Paxton and Hoile were once names to conjure with in our villge halls and our weekly reps. My colleagues and mentors Peter Andrews and Gilbert Sutcliffe cut their critical teeth on the kind of pot-boilers that are now all but forgotten.
Maiden Ladies is a classic example, snatched from oblivion by the enterprising Peter Jones and his LADS.
We're straight back to the old am-dram days here, when cues were missed, corpsing was rife and the prompt worked harder than some of the cast.
This particular farcical comedy needed a deal of concentration at the start, when names are dropped and schemes are laid. All to do with what is coyly called a “romantic weekend” in a lovely cottage in deepest Surrey, threatened by the untimely arrival of the mother [Beth Greaves] together with the awful Eric [David Hudson]. Decency must be preserved, so the Maiden Ladies of the title must be impersonated, giving Reggie [a very enjoyable performance from talented farceur Daniel Turnbridge] a chance to slip into several sets of female attire, variously aided and thwarted by his valet Martingale [Arthur Barton], as they make a couple of Charley's Aunts of themselves.
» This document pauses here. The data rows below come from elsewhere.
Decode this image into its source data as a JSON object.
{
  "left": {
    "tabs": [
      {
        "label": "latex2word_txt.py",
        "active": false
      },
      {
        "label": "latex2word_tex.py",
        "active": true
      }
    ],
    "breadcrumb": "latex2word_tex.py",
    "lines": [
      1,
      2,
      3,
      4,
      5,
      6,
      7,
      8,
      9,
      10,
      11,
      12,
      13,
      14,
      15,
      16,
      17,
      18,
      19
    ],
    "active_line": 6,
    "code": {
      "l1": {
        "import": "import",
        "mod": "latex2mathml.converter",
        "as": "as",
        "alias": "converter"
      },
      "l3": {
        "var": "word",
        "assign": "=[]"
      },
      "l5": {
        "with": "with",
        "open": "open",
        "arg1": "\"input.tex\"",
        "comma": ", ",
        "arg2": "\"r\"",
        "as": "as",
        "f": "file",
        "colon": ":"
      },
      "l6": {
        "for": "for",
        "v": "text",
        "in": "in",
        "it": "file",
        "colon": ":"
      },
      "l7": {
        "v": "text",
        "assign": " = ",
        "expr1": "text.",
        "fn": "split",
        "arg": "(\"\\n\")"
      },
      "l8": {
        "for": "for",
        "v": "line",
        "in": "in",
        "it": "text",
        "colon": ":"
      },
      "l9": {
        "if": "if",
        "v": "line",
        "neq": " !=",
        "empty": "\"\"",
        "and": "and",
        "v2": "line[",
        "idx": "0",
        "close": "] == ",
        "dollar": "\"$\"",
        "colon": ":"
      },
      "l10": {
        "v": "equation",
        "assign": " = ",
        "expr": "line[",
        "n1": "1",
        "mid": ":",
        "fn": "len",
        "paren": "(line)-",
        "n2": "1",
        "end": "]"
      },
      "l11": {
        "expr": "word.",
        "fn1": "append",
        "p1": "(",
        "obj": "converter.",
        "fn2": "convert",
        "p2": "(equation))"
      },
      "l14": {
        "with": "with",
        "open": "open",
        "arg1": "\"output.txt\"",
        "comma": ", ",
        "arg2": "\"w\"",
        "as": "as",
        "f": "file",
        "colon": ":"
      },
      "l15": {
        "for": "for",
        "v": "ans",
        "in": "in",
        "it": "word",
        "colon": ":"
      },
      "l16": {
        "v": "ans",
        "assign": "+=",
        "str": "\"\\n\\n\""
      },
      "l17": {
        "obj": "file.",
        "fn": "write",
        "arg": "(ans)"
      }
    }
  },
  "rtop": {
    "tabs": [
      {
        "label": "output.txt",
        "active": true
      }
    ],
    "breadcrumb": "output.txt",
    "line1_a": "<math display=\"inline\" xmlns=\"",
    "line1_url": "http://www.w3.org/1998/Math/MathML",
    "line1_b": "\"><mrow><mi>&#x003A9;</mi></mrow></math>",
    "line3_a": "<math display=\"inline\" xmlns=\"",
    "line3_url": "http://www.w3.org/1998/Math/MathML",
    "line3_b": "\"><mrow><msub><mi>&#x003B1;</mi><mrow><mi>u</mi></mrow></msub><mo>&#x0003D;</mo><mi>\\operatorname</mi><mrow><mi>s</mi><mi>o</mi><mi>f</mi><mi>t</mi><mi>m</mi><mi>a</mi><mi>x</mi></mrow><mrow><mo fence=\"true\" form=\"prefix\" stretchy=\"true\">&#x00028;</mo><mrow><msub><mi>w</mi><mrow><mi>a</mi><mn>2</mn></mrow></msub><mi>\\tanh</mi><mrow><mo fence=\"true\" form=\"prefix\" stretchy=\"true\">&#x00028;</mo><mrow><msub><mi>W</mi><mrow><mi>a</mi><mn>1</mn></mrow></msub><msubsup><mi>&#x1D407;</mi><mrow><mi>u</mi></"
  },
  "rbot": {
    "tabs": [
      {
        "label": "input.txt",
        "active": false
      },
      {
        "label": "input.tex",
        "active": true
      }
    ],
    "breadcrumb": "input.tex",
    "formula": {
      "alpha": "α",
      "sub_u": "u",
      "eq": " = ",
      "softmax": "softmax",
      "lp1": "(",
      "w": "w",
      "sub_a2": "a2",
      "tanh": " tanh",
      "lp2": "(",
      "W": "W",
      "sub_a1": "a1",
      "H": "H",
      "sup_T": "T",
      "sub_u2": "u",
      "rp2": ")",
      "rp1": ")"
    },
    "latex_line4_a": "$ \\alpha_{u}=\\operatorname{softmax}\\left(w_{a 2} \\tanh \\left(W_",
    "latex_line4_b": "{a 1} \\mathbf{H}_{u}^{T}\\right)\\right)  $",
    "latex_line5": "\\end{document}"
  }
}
Jamie-Leigh Royan's Calerie looked and sounded a woman of the period in her 30s slacks; Jemma Walshley's blonde Sylvia seemed closer to Essex than Surrey.
Robert Strange did his best with the rather thankless Heath, and I enjoyed Moir Gunfield's formidable vicar's wife.
Bill Wright was the city spiv sent to plunder The Cedars, but the plum cameo here was Robin Warnes' district dick, a prototype Truscott with a nice line in physical comedy and a disconcerting tic which made his name a strangulated “Crutch”.
I admired the impressively massive beam across this late Tudor cottage, and there were many nice moments of pure farce – the whisky bottle, the moving table, for instance. But elsewhere we were in Farndale country, with some prime examples of coarse acting, my favourite perhaps the unglazed door.
As John Folkard remarks in his excellent programme note, this kind of play is almost pre-history to today's young actors. All credit to Latchingdon for bringing it back in all its ghastly glory.